We would have to compile a list of everything everyone wants in order to make a mass buy, then split and ship. Nothing unmanageable but a spreadsheet would be helpful, if it were to be a go.


----------



## soapswirl (Sep 24, 2015)

Happy to go with nurture if that's what you recommend, and not in a hurry so if there's a sale it would be good to wait for it!


----------



## not_ally (Sep 24, 2015)

I would def. recommend that you guys add micas and more (Steph Graham's group buy list) to your suppliers.  I found her through galaxy as well, and really like her micas.  Plus she has a cheap flat fee shipping rate (w/in the US).  I have yet to be disappointed by her micas (though bought too many b/c they are so well priced, have yet to test them all )

ETA:  Steph does a monthly group buy, and the colors vary a little.  Also there is a timing window, you only have a couple of weeks to get the order in so that she can place it and get things done in time for the next one.  If there are a bunch of people ordering, you might want to be more careful of deadlines.

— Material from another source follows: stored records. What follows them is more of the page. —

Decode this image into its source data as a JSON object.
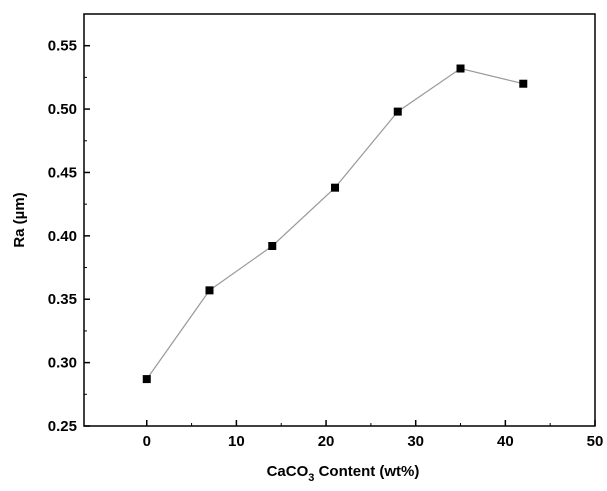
{
  "chart_data": {
    "type": "line",
    "title": "",
    "xlabel": {
      "prefix": "CaCO",
      "subscript": "3",
      "suffix": " Content (wt%)"
    },
    "ylabel": "Ra (µm)",
    "xlim": [
      -7,
      50
    ],
    "ylim": [
      0.25,
      0.575
    ],
    "x_ticks": [
      0,
      10,
      20,
      30,
      40,
      50
    ],
    "x_tick_labels": [
      "0",
      "10",
      "20",
      "30",
      "40",
      "50"
    ],
    "y_ticks": [
      0.25,
      0.3,
      0.35,
      0.4,
      0.45,
      0.5,
      0.55
    ],
    "y_tick_labels": [
      "0.25",
      "0.30",
      "0.35",
      "0.40",
      "0.45",
      "0.50",
      "0.55"
    ],
    "grid": false,
    "legend": "none",
    "series": [
      {
        "x": [
          0,
          7,
          14,
          21,
          28,
          35,
          42
        ],
        "y": [
          0.287,
          0.357,
          0.392,
          0.438,
          0.498,
          0.532,
          0.52
        ],
        "marker": "square",
        "marker_color": "#000000",
        "line_color": "#9a9a9a"
      }
    ]
  }
}
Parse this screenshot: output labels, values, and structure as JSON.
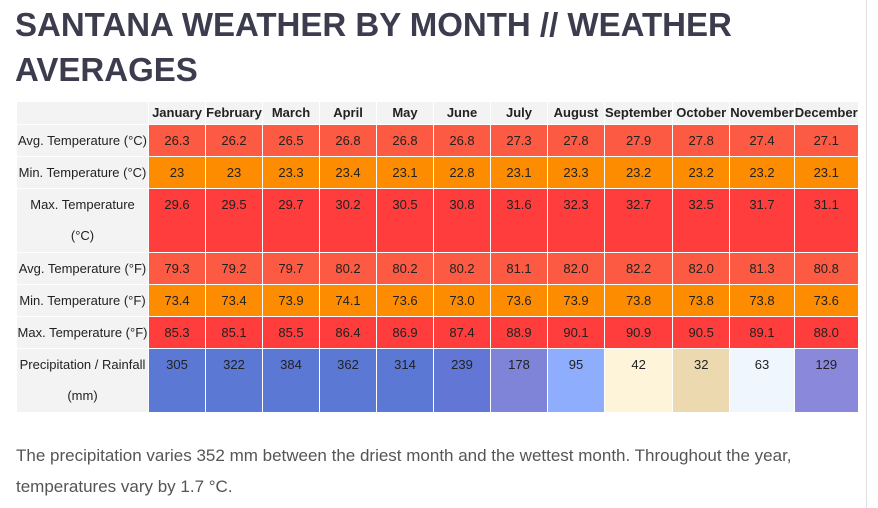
{
  "title": "SANTANA WEATHER BY MONTH // WEATHER AVERAGES",
  "months": [
    "January",
    "February",
    "March",
    "April",
    "May",
    "June",
    "July",
    "August",
    "September",
    "October",
    "November",
    "December"
  ],
  "rows": [
    {
      "label": "Avg. Temperature (°C)",
      "color": "#fc5a43",
      "values": [
        "26.3",
        "26.2",
        "26.5",
        "26.8",
        "26.8",
        "26.8",
        "27.3",
        "27.8",
        "27.9",
        "27.8",
        "27.4",
        "27.1"
      ]
    },
    {
      "label": "Min. Temperature (°C)",
      "color": "#fe8c00",
      "values": [
        "23",
        "23",
        "23.3",
        "23.4",
        "23.1",
        "22.8",
        "23.1",
        "23.3",
        "23.2",
        "23.2",
        "23.2",
        "23.1"
      ]
    },
    {
      "label": "Max. Temperature (°C)",
      "color": "#ff3d3d",
      "values": [
        "29.6",
        "29.5",
        "29.7",
        "30.2",
        "30.5",
        "30.8",
        "31.6",
        "32.3",
        "32.7",
        "32.5",
        "31.7",
        "31.1"
      ]
    },
    {
      "label": "Avg. Temperature (°F)",
      "color": "#fc5a43",
      "values": [
        "79.3",
        "79.2",
        "79.7",
        "80.2",
        "80.2",
        "80.2",
        "81.1",
        "82.0",
        "82.2",
        "82.0",
        "81.3",
        "80.8"
      ]
    },
    {
      "label": "Min. Temperature (°F)",
      "color": "#fe8c00",
      "values": [
        "73.4",
        "73.4",
        "73.9",
        "74.1",
        "73.6",
        "73.0",
        "73.6",
        "73.9",
        "73.8",
        "73.8",
        "73.8",
        "73.6"
      ]
    },
    {
      "label": "Max. Temperature (°F)",
      "color": "#ff3d3d",
      "values": [
        "85.3",
        "85.1",
        "85.5",
        "86.4",
        "86.9",
        "87.4",
        "88.9",
        "90.1",
        "90.9",
        "90.5",
        "89.1",
        "88.0"
      ]
    }
  ],
  "precipitation": {
    "label": "Precipitation / Rainfall (mm)",
    "values": [
      "305",
      "322",
      "384",
      "362",
      "314",
      "239",
      "178",
      "95",
      "42",
      "32",
      "63",
      "129"
    ],
    "colors": [
      "#5b78d4",
      "#5b78d4",
      "#5b78d4",
      "#5b78d4",
      "#5b78d4",
      "#6276d6",
      "#7f84d9",
      "#8eaefd",
      "#fdf4da",
      "#ecd9b0",
      "#eff6fd",
      "#8a88da"
    ]
  },
  "summary": "The precipitation varies 352 mm between the driest month and the wettest month. Throughout the year, temperatures vary by 1.7 °C."
}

Why did you make me go back to her site?  Why, why, why?  Thanks a lot :-x:smile:


----------



## OliveOil2 (Sep 24, 2015)

I have been wanting to place an order with Steph, since the conservatorie, site down until late next year this is a very affordable option. She used to purchase from the conservatorie, and I know they are quality micas, they are from the same source. I looked recently, and don't want to look again until I use up more of what I have on hand.


----------



## Rowan (Sep 27, 2015)

Wow, I had a look at Steph's and her prices are amazing. Mad oils and nurture look great too, although pricier.  I'd be really happy to go for any of them. Newbie, I would love to go for the larger box, if everyone else was happy with this too? Thankyou so very much for offering to do this. Is there anything you would like from the UK? I won't say anything soapy, you have so much more choice in the USA!


----------